POST /v1/connectors/{connector_id}/execute, scope evaluate. Fail closed. Executes a permitted action server side with stored credentials the agent never sees.

// request
{ "decision_id": "dec_01H", "payload": { "order_id": "A-7781", "amount": 4200 } }

Behavior: the engine verifies the decision exists for your tenant, is a permit or approved hold, and matches the action. Otherwise it refuses with no outbound call. A repeat with the same idempotency key returns the prior result and does not fire twice.

Tenant configuration: authoring AOPs

These exist as tenant scoped routes for direct integration with a manage key, and as admin per tenant variants for the dashboard with an admin key. From the dashboard, always use the admin per tenant variant, because the proxy holds the admin key and tenant scoped routes reject it.

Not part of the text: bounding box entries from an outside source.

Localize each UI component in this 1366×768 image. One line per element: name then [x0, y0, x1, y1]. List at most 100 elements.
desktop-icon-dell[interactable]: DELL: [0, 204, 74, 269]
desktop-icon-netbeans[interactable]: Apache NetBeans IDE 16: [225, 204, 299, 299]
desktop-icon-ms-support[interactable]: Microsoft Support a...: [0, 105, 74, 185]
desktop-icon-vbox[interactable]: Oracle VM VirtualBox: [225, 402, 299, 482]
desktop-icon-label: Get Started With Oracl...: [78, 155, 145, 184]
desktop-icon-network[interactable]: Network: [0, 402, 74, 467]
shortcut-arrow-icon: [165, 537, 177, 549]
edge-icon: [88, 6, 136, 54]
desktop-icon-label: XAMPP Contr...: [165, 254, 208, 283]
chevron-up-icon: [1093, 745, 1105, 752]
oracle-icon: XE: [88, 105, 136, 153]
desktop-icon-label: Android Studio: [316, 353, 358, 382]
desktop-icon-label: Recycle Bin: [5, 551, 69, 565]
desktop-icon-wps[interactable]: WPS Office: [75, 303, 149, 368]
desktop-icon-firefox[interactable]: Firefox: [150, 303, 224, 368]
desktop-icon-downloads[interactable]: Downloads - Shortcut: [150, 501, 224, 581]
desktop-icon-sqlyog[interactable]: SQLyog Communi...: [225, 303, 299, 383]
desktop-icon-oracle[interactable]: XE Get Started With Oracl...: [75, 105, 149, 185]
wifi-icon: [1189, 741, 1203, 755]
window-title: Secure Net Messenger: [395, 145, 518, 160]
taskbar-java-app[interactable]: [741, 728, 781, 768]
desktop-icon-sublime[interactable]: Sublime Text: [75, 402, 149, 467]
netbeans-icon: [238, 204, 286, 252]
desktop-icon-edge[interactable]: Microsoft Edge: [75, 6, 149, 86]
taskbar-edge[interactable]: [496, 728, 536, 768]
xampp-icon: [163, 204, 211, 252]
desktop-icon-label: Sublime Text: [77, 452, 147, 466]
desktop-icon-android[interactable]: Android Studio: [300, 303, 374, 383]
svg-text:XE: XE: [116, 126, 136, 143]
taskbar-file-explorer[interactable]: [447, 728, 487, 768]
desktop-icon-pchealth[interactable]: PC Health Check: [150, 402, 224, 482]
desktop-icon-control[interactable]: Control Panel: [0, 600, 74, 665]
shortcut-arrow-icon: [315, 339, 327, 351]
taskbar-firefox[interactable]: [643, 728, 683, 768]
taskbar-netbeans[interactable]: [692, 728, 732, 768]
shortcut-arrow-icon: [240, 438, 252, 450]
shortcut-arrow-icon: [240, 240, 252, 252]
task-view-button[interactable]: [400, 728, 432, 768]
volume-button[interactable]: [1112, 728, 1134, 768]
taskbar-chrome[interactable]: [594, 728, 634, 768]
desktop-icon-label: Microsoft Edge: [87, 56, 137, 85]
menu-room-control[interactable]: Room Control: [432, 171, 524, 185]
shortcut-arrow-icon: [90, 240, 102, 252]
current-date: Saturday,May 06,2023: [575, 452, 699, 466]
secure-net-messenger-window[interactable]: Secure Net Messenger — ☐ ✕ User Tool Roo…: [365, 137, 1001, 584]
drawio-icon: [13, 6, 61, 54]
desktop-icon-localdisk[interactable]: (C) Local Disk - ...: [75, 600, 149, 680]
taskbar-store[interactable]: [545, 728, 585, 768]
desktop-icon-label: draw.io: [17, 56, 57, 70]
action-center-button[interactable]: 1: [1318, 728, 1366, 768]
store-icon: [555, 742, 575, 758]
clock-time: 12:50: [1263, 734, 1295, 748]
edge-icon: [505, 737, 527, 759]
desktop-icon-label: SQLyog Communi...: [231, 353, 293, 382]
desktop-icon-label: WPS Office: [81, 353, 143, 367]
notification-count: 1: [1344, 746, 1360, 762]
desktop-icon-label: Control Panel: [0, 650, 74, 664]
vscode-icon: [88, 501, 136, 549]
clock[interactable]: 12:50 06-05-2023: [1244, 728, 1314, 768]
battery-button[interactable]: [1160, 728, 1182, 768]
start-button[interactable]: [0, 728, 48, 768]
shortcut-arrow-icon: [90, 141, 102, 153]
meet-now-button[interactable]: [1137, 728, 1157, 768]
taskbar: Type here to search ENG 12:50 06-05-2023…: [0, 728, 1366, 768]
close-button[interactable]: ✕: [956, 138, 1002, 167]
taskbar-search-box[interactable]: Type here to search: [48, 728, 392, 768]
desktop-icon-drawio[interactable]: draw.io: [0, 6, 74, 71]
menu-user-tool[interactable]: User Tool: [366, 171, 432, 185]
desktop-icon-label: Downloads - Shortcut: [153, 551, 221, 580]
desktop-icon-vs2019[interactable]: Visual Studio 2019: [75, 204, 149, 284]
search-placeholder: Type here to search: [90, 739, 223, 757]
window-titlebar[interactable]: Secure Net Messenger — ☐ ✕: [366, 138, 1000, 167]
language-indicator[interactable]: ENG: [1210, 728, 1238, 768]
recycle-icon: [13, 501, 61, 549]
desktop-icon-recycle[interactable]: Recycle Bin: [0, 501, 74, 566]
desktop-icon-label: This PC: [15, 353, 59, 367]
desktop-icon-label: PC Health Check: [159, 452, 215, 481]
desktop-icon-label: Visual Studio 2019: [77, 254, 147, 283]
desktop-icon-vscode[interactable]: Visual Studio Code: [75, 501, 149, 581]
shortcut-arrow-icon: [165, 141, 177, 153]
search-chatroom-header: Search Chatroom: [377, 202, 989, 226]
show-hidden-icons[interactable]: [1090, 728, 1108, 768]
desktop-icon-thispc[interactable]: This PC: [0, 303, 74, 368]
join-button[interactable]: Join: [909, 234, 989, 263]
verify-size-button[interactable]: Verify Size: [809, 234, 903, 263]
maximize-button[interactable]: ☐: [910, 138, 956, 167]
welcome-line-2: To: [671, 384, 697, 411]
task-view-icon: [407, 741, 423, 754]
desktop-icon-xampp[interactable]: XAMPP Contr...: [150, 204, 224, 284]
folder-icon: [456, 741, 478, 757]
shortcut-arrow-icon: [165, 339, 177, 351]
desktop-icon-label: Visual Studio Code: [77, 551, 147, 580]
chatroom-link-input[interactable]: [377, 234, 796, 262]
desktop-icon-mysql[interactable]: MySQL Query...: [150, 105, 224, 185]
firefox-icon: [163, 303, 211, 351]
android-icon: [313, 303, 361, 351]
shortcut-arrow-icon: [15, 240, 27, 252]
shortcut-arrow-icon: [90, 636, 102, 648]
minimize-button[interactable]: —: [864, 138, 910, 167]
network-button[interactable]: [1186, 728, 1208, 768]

CapabilityAdmin per tenant endpoint
Tenant settings, including the three service switchesPUT /v1/admin/tenants/{id}
Notification toggles and recipientsPUT /v1/admin/tenants/{id}/notifications
Shadow modePUT /v1/admin/tenants/{id}/shadow-mode
Rate limitPUT /v1/admin/tenants/{id}/rate-limit
Input gate daily capPUT /v1/admin/tenants/{id}/gate-cap
Response model daily capPUT /v1/admin/tenants/{id}/output-cap
Response AOPs, the source of truth and rulesGET and PUT /v1/admin/tenants/{id}/output-config
Agents, verticals, compliance enablement/v1/admin/tenants/{id}/agents, /verticals, /compliance/enable, /enabled
AOP packs enable and disable/v1/admin/tenants/{id}/packs, .../packs/enable, .../packs/disable
Sub tenant provisioning key, platformPOST /v1/admin/tenants/{id}/provision-key
Usage for one tenantGET /v1/admin/tenants/{id}/usage

Platform wide admin

CapabilityEndpoint
AOP pack catalog and versioningGET and POST /v1/admin/packs, POST /v1/admin/packs/{name}/versions
Activation funnel across tenantsGET /v1/admin/funnel
Usage summary across tenantsGET /v1/admin/usage
Purge expired personal dataPOST /v1/admin/pii/purge

Caps, switches, idempotency

  • Service switches. Each of the three checks can be off per tenant. A call to a disabled service passes through silently, is recorded under a distinct label, consumes no cap, and triggers at most one daily summary email reporting how many requests hit the disabled service.
  • Caps. The input check and the response model layer each have a per tenant daily cap. Over the cap the model work is skipped and the check fails open, recorded.
  • Shadow mode. Per tenant. Decisions are computed and recorded with a shadow flag, forming the Shadow AOP Ledger, but the returned verdict does not block.
  • Idempotency. Carry an idempotency key in the action context. It deduplicates connector execution so a retry never double acts.

Errors

Authentication failures return an unauthorized status. A tenant scoped route called with the admin key returns unauthorized by design; use the admin per tenant variant. The deterministic checks are built not to fail the request path; the model layers fail open and record the reason. Connector execution refuses cleanly and records when a permit is missing or invalid, rather than acting.